La presión pública es grande. Deseoso de salir de dificultades, el Procurador del Distrito Federal, Francisco Castellanos, decide que María es el cerebro del crimen; que ella ha organizado el asesinato de sus hermanos para quedarse con toda la fortuna, que, declara ella, ni de lejos se acerca a los 20 millones que afirma la leyenda. Admite, eso sí, que el lote de joyas que ocultaba en un ropero de su recámara valía unos 200 mil pesos. Las declaraciones de María le bastan al procurador para determinar que ella es la culpable.

El juez Eduardo Ferrer MacGregor determina que María Villar Lledías es culpable y le dicta formal prisión, acusada del doble homicidio: la prensa produce una brutal avalancha de narraciones sin sustento: afirma que la anciana cometía incesto con sus hermanos; que en el patio de la casa se habían descubierto entierros de fetos humanos, producto de aquellas relaciones pecaminosas y escandalosas. Enmedio de la gritería popular, María es encerrada en Lecumberri.

Aconsejada por su abogado, hace un llamado público: ofrece una recompensa de cincuenta mil pesos a quienes proporcionen pistas para dar con los criminales. Sólo de esta manera aparece un personaje al que le regresa la memoria: a Antonio Herrera Pérez, soldado retirado con ocho hijos, que vive en el callejón de Tizapán, en el barrio de Niño Perdido, le habían invitado a participar del crimen. Poniendo la honestidad por delante, rehusó el ofrecimiento, pero dio nombres y pistas.

Siguiendo las indicaciones, en Real del Monte, Hidalgo, las autoridades y un detective contratado por el abogado de María Villar, dan con Lorenzo Reyes Carbajal, Alfredo Castro Araiza y Alfonso Tolero, todos delincuentes con antecedentes por robo. Empezaron a hablar. En total, fueron cinco los que asaltaron la casa de los hermanos Villar. A cada uno le dieron mil 600 pesos, y en la casa de uno de ellos encontraron el lote de joyas. Surgieron los nombres que faltaban: Macario Mondragón y Fermín Esquerro Farfán. No querían matarlos, dijeron. Pero los viejos empezaron a gritar y a querer pelear… no tuvieron de otra.

Al aprehender a Esquerro se aclararon algunas cosas: carecía de ambos brazos y usaba unos de madera. Por eso propinó a María Villar golpes tan severos en el rostro.

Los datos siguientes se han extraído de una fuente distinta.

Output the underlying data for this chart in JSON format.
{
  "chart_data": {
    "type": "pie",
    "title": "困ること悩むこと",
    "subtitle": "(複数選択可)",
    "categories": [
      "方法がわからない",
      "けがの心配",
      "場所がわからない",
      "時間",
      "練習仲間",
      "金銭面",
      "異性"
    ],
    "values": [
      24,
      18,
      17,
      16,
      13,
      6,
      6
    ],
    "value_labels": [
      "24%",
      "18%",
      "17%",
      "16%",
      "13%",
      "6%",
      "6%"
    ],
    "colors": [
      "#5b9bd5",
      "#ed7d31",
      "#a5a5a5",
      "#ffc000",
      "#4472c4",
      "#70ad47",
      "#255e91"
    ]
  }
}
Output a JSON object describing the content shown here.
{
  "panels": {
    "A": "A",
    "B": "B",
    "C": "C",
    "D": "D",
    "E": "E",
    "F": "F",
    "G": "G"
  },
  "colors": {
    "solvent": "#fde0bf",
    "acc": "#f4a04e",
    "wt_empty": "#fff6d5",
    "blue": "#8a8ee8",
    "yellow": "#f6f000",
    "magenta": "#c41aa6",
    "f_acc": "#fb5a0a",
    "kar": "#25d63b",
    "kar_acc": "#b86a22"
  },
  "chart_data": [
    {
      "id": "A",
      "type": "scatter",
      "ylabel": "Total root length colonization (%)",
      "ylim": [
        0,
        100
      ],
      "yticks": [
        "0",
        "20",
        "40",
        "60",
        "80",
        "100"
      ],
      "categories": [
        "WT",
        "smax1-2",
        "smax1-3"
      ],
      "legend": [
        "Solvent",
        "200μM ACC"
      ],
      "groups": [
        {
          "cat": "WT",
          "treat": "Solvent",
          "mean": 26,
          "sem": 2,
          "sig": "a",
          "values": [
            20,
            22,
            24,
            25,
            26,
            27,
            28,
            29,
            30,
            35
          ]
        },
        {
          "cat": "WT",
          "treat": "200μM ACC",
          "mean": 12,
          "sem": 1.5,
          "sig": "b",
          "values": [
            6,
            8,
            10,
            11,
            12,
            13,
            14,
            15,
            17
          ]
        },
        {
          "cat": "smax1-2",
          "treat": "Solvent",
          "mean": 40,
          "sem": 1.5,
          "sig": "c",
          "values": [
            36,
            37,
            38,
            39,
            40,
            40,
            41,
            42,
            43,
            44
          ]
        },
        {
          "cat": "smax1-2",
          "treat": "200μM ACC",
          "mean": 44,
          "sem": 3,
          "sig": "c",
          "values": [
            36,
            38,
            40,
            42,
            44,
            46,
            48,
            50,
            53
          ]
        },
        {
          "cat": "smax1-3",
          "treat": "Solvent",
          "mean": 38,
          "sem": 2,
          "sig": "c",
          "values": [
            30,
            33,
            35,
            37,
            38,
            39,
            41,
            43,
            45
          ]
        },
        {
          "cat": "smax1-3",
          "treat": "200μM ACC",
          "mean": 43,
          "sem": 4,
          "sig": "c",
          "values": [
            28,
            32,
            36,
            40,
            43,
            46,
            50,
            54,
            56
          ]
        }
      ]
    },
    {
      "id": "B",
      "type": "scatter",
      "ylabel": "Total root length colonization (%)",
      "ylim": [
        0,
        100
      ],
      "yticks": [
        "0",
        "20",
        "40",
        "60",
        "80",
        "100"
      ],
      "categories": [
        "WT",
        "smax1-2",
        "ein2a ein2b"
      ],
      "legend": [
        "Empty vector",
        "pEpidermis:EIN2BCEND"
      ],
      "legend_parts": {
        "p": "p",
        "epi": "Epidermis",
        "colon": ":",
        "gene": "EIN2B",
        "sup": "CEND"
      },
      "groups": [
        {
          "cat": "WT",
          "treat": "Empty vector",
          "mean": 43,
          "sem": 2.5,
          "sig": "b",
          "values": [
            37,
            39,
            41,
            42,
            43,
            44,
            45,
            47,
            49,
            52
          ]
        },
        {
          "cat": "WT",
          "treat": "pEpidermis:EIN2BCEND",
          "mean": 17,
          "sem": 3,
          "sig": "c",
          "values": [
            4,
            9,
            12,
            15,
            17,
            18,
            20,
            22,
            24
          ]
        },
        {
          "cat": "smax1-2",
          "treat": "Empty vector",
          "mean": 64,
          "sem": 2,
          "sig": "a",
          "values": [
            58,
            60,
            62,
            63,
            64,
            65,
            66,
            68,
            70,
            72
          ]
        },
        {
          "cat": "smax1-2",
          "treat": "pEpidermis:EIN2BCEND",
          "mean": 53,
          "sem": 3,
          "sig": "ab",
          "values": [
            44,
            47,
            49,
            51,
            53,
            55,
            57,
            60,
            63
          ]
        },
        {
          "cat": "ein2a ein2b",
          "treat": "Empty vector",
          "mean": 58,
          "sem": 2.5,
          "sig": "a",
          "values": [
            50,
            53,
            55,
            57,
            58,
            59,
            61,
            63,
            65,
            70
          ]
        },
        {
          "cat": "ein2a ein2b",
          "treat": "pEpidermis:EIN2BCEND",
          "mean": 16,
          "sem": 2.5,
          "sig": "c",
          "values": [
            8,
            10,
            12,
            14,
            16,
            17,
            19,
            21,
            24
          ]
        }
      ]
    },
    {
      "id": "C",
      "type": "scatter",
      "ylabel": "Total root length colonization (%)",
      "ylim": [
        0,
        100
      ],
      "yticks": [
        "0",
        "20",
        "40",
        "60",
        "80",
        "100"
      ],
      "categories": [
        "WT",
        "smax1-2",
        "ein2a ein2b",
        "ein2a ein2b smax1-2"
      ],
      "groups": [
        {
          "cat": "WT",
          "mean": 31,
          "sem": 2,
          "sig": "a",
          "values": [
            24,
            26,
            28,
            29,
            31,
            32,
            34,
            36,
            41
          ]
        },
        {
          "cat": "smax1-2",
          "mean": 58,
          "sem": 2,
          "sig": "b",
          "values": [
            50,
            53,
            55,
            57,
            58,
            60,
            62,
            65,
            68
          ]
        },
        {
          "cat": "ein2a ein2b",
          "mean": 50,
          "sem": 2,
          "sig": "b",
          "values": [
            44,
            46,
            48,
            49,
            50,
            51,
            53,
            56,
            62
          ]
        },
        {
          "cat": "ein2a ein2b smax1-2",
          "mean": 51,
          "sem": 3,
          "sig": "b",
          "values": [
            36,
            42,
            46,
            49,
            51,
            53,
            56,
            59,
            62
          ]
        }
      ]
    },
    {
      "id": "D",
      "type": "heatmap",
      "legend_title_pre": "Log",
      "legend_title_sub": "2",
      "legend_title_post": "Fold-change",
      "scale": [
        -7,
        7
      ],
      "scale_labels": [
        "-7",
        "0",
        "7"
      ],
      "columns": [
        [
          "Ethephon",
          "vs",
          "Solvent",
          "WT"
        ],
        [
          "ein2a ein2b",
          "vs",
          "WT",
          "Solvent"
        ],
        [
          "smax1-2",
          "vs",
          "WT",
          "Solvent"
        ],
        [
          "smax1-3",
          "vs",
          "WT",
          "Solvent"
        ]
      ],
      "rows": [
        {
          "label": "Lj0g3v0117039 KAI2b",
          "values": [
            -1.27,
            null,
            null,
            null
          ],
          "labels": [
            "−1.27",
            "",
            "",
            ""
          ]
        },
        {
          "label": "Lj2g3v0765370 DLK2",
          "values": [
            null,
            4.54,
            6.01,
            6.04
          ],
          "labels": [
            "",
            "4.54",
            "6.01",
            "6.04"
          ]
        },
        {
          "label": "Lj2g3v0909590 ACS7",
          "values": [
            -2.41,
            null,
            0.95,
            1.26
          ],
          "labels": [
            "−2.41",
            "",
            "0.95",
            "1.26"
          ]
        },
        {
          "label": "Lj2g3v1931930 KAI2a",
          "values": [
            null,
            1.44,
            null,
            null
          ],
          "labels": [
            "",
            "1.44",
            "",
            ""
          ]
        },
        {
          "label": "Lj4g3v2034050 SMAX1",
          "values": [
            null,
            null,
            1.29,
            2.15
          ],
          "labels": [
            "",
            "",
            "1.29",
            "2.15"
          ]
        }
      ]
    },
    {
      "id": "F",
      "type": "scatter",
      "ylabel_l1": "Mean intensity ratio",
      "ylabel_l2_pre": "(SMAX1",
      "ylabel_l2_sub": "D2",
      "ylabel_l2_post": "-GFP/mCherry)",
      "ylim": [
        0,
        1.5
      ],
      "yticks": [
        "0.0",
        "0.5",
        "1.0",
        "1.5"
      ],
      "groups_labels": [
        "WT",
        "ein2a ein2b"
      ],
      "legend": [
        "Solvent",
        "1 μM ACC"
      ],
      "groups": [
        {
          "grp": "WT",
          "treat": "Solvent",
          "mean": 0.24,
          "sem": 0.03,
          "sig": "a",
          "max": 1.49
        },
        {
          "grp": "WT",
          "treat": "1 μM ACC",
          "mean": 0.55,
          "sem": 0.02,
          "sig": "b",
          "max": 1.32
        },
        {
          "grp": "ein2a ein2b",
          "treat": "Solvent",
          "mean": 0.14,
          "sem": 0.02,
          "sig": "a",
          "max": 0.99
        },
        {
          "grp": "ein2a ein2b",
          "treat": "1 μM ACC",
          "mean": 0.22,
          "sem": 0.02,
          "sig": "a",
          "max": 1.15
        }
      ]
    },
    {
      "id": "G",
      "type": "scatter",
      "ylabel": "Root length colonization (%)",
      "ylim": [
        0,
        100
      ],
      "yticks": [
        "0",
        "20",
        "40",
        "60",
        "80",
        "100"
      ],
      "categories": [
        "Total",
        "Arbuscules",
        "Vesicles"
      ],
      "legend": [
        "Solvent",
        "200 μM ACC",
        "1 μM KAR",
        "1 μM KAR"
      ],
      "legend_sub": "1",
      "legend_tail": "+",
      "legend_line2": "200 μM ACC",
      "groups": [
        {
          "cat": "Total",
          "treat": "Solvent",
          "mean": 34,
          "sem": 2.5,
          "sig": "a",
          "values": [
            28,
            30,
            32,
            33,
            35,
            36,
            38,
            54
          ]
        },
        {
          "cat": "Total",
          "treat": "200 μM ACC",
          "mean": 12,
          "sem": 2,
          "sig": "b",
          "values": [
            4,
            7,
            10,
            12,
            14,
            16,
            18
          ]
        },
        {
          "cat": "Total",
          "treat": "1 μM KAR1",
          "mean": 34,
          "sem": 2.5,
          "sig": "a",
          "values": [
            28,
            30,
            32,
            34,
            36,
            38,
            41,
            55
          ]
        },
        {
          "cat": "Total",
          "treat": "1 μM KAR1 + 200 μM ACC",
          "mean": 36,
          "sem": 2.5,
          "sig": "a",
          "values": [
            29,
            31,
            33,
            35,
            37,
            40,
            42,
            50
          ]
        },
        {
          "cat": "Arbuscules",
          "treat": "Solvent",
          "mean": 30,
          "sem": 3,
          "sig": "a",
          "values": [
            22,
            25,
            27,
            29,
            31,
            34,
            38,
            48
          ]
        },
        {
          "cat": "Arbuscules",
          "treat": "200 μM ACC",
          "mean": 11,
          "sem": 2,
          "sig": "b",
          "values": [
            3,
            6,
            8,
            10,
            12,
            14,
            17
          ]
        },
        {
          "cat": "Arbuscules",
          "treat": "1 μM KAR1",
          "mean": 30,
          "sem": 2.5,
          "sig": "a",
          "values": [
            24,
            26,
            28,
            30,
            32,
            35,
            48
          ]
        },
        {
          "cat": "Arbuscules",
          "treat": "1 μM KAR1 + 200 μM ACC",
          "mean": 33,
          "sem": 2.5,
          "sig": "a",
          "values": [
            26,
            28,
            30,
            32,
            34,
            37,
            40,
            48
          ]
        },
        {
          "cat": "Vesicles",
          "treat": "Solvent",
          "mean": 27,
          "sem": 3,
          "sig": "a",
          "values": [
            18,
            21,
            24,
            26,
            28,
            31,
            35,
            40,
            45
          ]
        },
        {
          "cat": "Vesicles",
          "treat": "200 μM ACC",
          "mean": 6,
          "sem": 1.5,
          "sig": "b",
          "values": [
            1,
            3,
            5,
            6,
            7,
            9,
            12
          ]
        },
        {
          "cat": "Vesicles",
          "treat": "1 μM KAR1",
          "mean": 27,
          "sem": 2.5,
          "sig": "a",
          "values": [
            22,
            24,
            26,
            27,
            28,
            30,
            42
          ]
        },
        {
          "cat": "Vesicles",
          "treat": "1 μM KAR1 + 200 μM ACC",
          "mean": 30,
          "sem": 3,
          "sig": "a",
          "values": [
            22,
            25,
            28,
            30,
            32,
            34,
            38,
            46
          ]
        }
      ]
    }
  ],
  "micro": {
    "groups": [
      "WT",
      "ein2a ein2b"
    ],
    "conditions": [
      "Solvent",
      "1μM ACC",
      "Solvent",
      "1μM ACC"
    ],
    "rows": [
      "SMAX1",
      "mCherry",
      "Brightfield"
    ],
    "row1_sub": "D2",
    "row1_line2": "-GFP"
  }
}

La sobreviviente de los Villar Lledías fue liberada entre disculpas. Los reporteros que escribieron los infundios jamás reconocieron sus exageraciones. Los asesinos purgaron condenas de veinte años de cárcel, cada uno. María abandonó la casa donde habían muerto sus hermanos, y se afirmó que dio lo que restaba de su fortuna a una institución benéfica. Si dio la recompensa prometida al ex soldado Herrera, no se sabe. El mundo volvió a acordarse de ella cuando murió, en 1974.